Key figures of the country
- Population: 30,5 million
- Life expectancy: 68,8 years old
- Human Index Development: 157/187
- GDP/inhabitants: 436 US$
Sources: UNDP, UN
Il n'y a pas de résultat
According to the Nepalese Demographic and Health Survey in 2011, 11% of children were affected by emaciation and close to three children out of 10 (29%) suffered from low weight. According to those indicators, children living in rural areas are more vulnerable to under-nutrition than the ones in urban areas. Around half of the children living in mountainous regions are stunted and more than one third are underweight. Children whose mothers haven’t been educated are more vulnerable to become underweight and stunted or affected by emaciation, than other ones. Poor hygiene practices and the lack of sanitation access are responsible for the spreading of hydraulic diseases. According to the World Food Organization, the diarrhea is the death cause of 15% of children under 5 years old in Nepal.
Recent data show that only 31% of the population has an access to improved sanitation structures and 88% have an access to drinking water. Nepal isn’t on the good way to reach the Millennium Development Goals regarding sanitation. If the situation doesn’t evolves, then those goals won’t be reached until 2030.

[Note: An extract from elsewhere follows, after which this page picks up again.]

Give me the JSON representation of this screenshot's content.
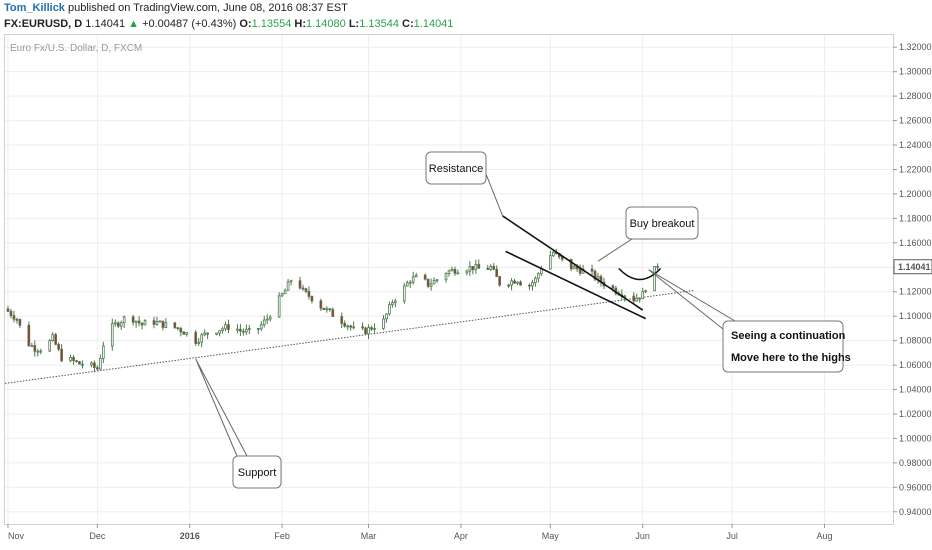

Further, Nepal was identified as one of the principal “hot spots” in terms of natural disasters by the World Bank. Several surveys rank Nepal as the 11th in terms of relative vulnerability to earthquakes, as 6th in terms of climatic change risks and 30th in terms of flood risks. Every year, especially during rainy seasons, the country is affected by natural disasters leading to human losses and material damages.
ACF first worked in Nepal between 2005 and 2009, especially because of the lack of investments to launch programs, and despite the important local needs, ACF had to close the mission in June 2009. However, ACF reopened its mission at the end of August 2011 after a survey in January and because of the high population needs. The absence of experts in acute under-nutrition management and the emaciation rates (11%) registered the last 5 years have prompted ACF to intervene and work on the principal causes of the high under-nutrition rates.
The Health and Population Minister and UNICEF are hardly addressing acute under-nutrition issue in Terai region. ACF and the Health and Population Minister are collaborating to contribute to the monitoring, the evaluation and the data analysis of acute under-nutrition care programs with a communitarian approach. The Health and Population Minister also suggested to ACF to intervene in the oriental Teraï regions where the acute under-nutrition rate is as high as in Western and central ones and where the number of potential beneficiaries is higher. The reason of this positioning is the lack of experimented others actors in the region.